Il distretto minerario appare fortemente presidiato dall’esercito romano e in particolare dalla cohors I Sardorum nei primi secoli dell’impero, in relazione proprio alla sorveglianza sui deportati e sugli schiavi impiegati nell’estrazione dei minerali (in particolare piombo argentifero). Il nome in dativo dell’imperatore sembrerebbe farci escludere che l’iniziativa del restauro del tempio sia stata assunta da Caracalla; più probabilmente da un funzionario imperiale presente in Sardegna, forse il governatore provinciale; più difficilmente dal responsabile dell’area mineraria, dato che il procuratore a noi noto negli stessi anni è un liberto imperiale.

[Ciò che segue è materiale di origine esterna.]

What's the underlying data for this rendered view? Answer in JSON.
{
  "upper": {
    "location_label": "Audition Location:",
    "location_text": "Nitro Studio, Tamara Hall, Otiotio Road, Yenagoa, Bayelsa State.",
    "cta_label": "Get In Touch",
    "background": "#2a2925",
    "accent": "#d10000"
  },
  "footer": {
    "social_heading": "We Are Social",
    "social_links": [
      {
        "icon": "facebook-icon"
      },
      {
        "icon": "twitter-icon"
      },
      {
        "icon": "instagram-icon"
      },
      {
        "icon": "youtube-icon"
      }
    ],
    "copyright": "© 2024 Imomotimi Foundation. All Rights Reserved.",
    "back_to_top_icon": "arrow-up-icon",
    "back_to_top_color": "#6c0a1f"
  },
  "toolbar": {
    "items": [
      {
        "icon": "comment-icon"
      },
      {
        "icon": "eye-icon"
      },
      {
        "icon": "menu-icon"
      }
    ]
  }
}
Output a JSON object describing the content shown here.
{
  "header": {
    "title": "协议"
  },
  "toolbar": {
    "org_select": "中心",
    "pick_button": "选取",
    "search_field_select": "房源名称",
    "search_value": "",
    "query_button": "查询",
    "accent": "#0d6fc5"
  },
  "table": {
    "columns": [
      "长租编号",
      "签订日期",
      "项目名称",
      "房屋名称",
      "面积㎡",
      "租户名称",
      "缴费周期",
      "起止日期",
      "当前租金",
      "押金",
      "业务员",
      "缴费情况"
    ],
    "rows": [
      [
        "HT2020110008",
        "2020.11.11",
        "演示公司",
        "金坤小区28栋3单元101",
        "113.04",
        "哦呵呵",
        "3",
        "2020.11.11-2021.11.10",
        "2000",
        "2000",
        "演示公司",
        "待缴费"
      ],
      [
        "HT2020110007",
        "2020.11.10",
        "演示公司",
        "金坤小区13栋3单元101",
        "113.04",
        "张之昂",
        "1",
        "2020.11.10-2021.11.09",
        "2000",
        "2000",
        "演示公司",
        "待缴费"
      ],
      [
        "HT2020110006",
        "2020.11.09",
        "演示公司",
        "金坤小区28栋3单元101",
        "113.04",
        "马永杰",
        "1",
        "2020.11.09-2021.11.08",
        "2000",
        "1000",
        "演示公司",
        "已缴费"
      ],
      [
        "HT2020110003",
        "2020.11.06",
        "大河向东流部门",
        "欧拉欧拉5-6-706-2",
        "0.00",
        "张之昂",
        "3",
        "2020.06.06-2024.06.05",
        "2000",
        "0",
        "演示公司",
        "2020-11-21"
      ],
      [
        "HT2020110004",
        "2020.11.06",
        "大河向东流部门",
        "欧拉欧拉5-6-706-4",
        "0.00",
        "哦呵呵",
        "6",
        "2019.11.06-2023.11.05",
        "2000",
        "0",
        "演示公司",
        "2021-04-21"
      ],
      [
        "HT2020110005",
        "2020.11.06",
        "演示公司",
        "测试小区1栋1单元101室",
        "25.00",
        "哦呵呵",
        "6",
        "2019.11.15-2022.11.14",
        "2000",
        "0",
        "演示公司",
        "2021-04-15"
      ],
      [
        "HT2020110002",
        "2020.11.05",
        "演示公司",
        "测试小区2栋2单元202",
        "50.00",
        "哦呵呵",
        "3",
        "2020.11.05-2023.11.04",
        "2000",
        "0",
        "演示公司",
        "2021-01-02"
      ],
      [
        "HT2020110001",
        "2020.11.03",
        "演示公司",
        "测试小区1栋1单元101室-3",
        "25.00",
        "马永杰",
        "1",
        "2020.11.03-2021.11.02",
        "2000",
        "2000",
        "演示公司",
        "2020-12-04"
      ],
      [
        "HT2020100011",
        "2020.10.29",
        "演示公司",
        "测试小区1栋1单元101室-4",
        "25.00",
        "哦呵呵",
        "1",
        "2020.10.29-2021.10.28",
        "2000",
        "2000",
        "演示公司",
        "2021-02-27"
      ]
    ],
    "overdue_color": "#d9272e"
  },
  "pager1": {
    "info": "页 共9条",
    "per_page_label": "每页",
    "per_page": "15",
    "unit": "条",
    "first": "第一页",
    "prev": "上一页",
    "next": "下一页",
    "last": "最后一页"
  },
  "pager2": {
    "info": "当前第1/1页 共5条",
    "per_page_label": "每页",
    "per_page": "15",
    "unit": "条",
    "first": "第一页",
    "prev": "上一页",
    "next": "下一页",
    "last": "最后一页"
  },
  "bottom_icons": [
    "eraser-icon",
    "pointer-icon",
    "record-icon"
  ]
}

Qui in onore di Caracalla ammalato, fervente ammiratore di Ercole e Libero (dii patrii di Leptis Magna, città natale proprio dell’imperatore) fu restaurato il tempio di Sardus Pater e di suo padre libico Eracle-Maceride-Melkart: la loro immagine emerge ora sorprendentemente dalle terrecotte architettoniche conservate al Museo di Fluminimaggiore, accompagnate dalle figure di Demetra-Cerere e proprio di Libero-Dioniso. E questo in una dimensione tutta interna alla Sardegna, addirittura “identitaria”, se veramente Cerere allude alla produzione di grano dell’agricoltura sarda e forse alla fortuna dei populares nell’isola alla fine dell’età repubblicana; e se Libero-Dioniso-Bacco collegano le origini della dinastia severiana proveniente dalla Tripolitania con il lontanissimo ricordo dei Sardolibici isolani, noti per l’amore per il simposio e la loro caratteristica kulix, la coppa per bere il vino: forse un modo per richiamare antichi contatti tra la Sardegna e la Libia. Infine Sardus Pater è collocato in una posizione di rilievo, accanto ad Ercole, con la caratteristica corona ornata da tre file di penne, il calathos piumato con un’iconografia che coincide con l’immagine rappresentata sulle monete di età triumvirale coniate da Ottaviano per ricordare un antenato, Marco Azio Balbo governatore dell’isola: il dio presenta quelle caratteristica “nazionali” e addirittura “regali” (già ben documentate per Sid) che richiamano l’eleutheria dei Sardi della Barbaria ricordata da Diodoro Siculo proprio in età triumvirale. Né va dimenticato che un altro antenato rimane sullo sfondo, Settimio Severo, padre di Caracalla, originario di Leptis Magna in Tripolitania, che aveva governato come questore l’isola nel 174 d.C. Il santuario ha rappresentato nell’antichità preistorica, poi in quella punica e soprattutto in età romana, il luogo alto dove era ricapitolata tutta la storia del popolo sardo, nelle sue chiusure e resistenze, ma anche nella sua capacità di adattarsi e di confrontarsi con le culture mediterranee.
Antas (Fluminimaggiore), Il tempio
1. CIL X 7539
Imp(eratori) [Caes(ari) M(arco)] Aurelio Antonino Aug(usto) P(io) f(elici). Temp[l(um) D]ei [Sa]rdi Patris Bab[i..], / ve[tustate c]on[lap(sum)] a [funda]m(entis) restitue[nd(um)] cur[avit] Q(uintus) Co[ce]ius Proculus [p(raefectus) p(rovinciae) S(ardiniae) ?].
Traduzione: All’imperatore Cesare Marco Aurelio Antonino Augusto, Pio, Felice. Il [prefetto della provincia Sardinia] Quinto Coceio Proculo ha curato che venisse restaurato dalle fondamenta il tempio del dio Sardus Pater Bab[i..], rovinato dal tempo.